US-Iran Peace Deal 'Largely Negotiated' as Strait of Hormuz Reopening Framework Emerges, Creating Wave of Cross-Border Commercial Law Work
The United States and Iran appear to be closing in on a deal to end the approximately three-month-old war, with US President Donald Trump describing the negotiations as "largely negotiated" over the weekend. Regional officials indicate the framework would involve the gradual reopening of the Strait of Hormuz — the narrow waterway between Iran and the Arabian Peninsula through which roughly one-fifth of globally traded oil flows — and the ending of the US naval blockade of Iran. Secretary of State Marco Rubio, speaking after a joint press conference with India's External Affairs Minister in New Delhi, characterised the US position as seeking either "a good agreement" or dealing with Iran "another way," signalling that American negotiators retain leverage but are actively seeking a diplomatic conclusion. Talks are continuing, with the precise terms — including Iran's nuclear programme, sanctions relief, and sequencing of the Hormuz reopening — still to be finalised. For international commercial lawyers, the significance extends well beyond energy markets. A formal peace agreement would require the unwinding of extensive sanctions regimes, the renegotiation of shipping and insurance contracts constructed around the conflict, and the re-engagement of international financial institutions with Iranian counterparties. English law-governed trade finance, commodity, and shipping contracts that embedded war-risk clauses or invoked sanctions carve-outs during the conflict will require systematic review as normalisation proceeds.
Why this matters
A US-Iran peace deal — even a partial one — would be one of the most consequential events for international commercial law practice in years. Sanctions lawyers at City firms would face immediate demand to advise clients on the scope and sequencing of relief, as US secondary sanctions on Iran have extraterritorial reach affecting European companies. Shipping, trade finance, and commodity teams would need to work through the unwind of war-risk and sanctions carve-out provisions in English law contracts.
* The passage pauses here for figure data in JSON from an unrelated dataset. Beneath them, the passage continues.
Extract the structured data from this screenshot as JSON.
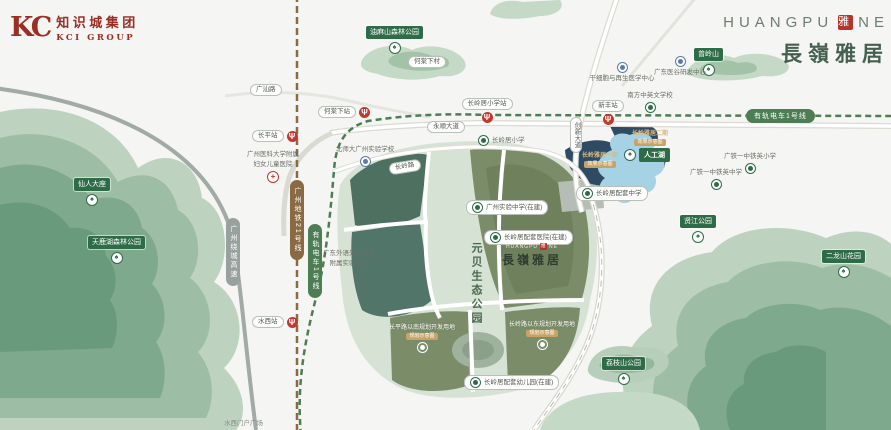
{
  "logo": {
    "mark": "KC",
    "company_cn": "知识城集团",
    "company_en": "KCI GROUP"
  },
  "header": {
    "brand_en": "HUANGPU",
    "seal": "雅",
    "brand_en_suffix": "NE",
    "brand_cn": "長嶺雅居"
  },
  "icons": {
    "metro_glyph": "Ψ",
    "tree_glyph": "♠",
    "cross_glyph": "+"
  },
  "map": {
    "park_title": "元贝生态公园",
    "lake_label": "人工湖",
    "site": {
      "en_prefix": "HUANGPU",
      "seal": "雅",
      "en_suffix": "NE",
      "cn": "長嶺雅居"
    },
    "lines": [
      {
        "label": "广州绕城高速"
      },
      {
        "label": "广州地铁21号线"
      },
      {
        "label": "有轨电车1号线"
      },
      {
        "label": "有轨电车1号线"
      }
    ],
    "stations": [
      {
        "name": "长平站"
      },
      {
        "name": "水西站"
      },
      {
        "name": "何棠下站"
      },
      {
        "name": "长岭居小学站"
      },
      {
        "name": "新丰站"
      }
    ],
    "roads": [
      {
        "name": "广汕路"
      },
      {
        "name": "永顺大道"
      },
      {
        "name": "创新大道"
      },
      {
        "name": "长岭路"
      },
      {
        "name": "何棠下村"
      }
    ],
    "parks": [
      {
        "name": "油麻山森林公园"
      },
      {
        "name": "曾岭山"
      },
      {
        "name": "仙人大座"
      },
      {
        "name": "天鹿湖森林公园"
      },
      {
        "name": "贤江公园"
      },
      {
        "name": "荔枝山公园"
      },
      {
        "name": "二龙山花园"
      }
    ],
    "pois": [
      {
        "name": "广州医科大学附属",
        "name2": "妇女儿童医院"
      },
      {
        "name": "北师大广州实验学校"
      },
      {
        "name": "广东外语外贸大学",
        "name2": "附属实验学校"
      },
      {
        "name": "长岭居小学"
      },
      {
        "name": "南方中英文学校"
      },
      {
        "name": "干细胞与再生医学中心"
      },
      {
        "name": "广东医谷研发中心"
      },
      {
        "name": "广铁一中铁英小学"
      },
      {
        "name": "广铁一中铁英中学"
      },
      {
        "name": "长岭居配套中学"
      },
      {
        "name": "长岭居配套医院(在建)"
      },
      {
        "name": "广州实验中学(在建)"
      },
      {
        "name": "长岭居配套幼儿园(在建)"
      },
      {
        "name": "水西门户广场"
      }
    ],
    "parcels": [
      {
        "label": "长岭雅居一期",
        "tag": "效果示意图"
      },
      {
        "label": "长岭雅居二期",
        "tag": "效果示意图"
      },
      {
        "label": "长平路以南规划开发用地",
        "tag": "规划示意图"
      },
      {
        "label": "长岭路以东规划开发用地",
        "tag": "规划示意图"
      }
    ]
  }
}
The nuclear dimension adds a further layer: any deal touching Iran's enrichment programme is likely to involve IAEA (International Atomic Energy Agency) verification milestones that create conditions precedent in any sanctions relief framework, generating sustained advisory work over months or years.
On the Ground
On an international sanctions and trade law matter, a trainee would draft sanctions screening memos to assess whether specific counterparties or transactions fall within revised licence conditions, prepare choice-of-law summaries for contracts that may be affected by the changed sanctions environment, and help coordinate local counsel instruction letters across affected jurisdictions including the UAE, UK, and EU.
Interview prep
Soundbite
Sanctions unwind is a multi-year legal project — every English law trade finance contract with an Iran carve-out needs reviewing the day a deal lands.
Question you might get
“If a UK-based commodity trading firm had suspended performance under an English law supply contract citing sanctions and force majeure during the Iran conflict, what legal steps would it need to take once a peace deal is formalised?”
Full answer
The US and Iran are reportedly close to a deal that would gradually reopen the Strait of Hormuz and lift the US naval blockade, with Trump describing the terms as 'largely negotiated.' For international commercial lawyers, a deal triggers an immediate and sustained work programme: US secondary sanctions on Iran have extraterritorial reach, so European companies — including those whose contracts are governed by English law — cannot simply resume trading without careful regulatory analysis. Shipping, commodity, and trade finance teams will be particularly active, working through war-risk and sanctions carve-outs embedded in contracts over the past three months. The nuclear verification component of any deal is likely to create a phased sanctions relief timeline with conditions precedent, meaning the advisory work will stretch well beyond any single signing moment.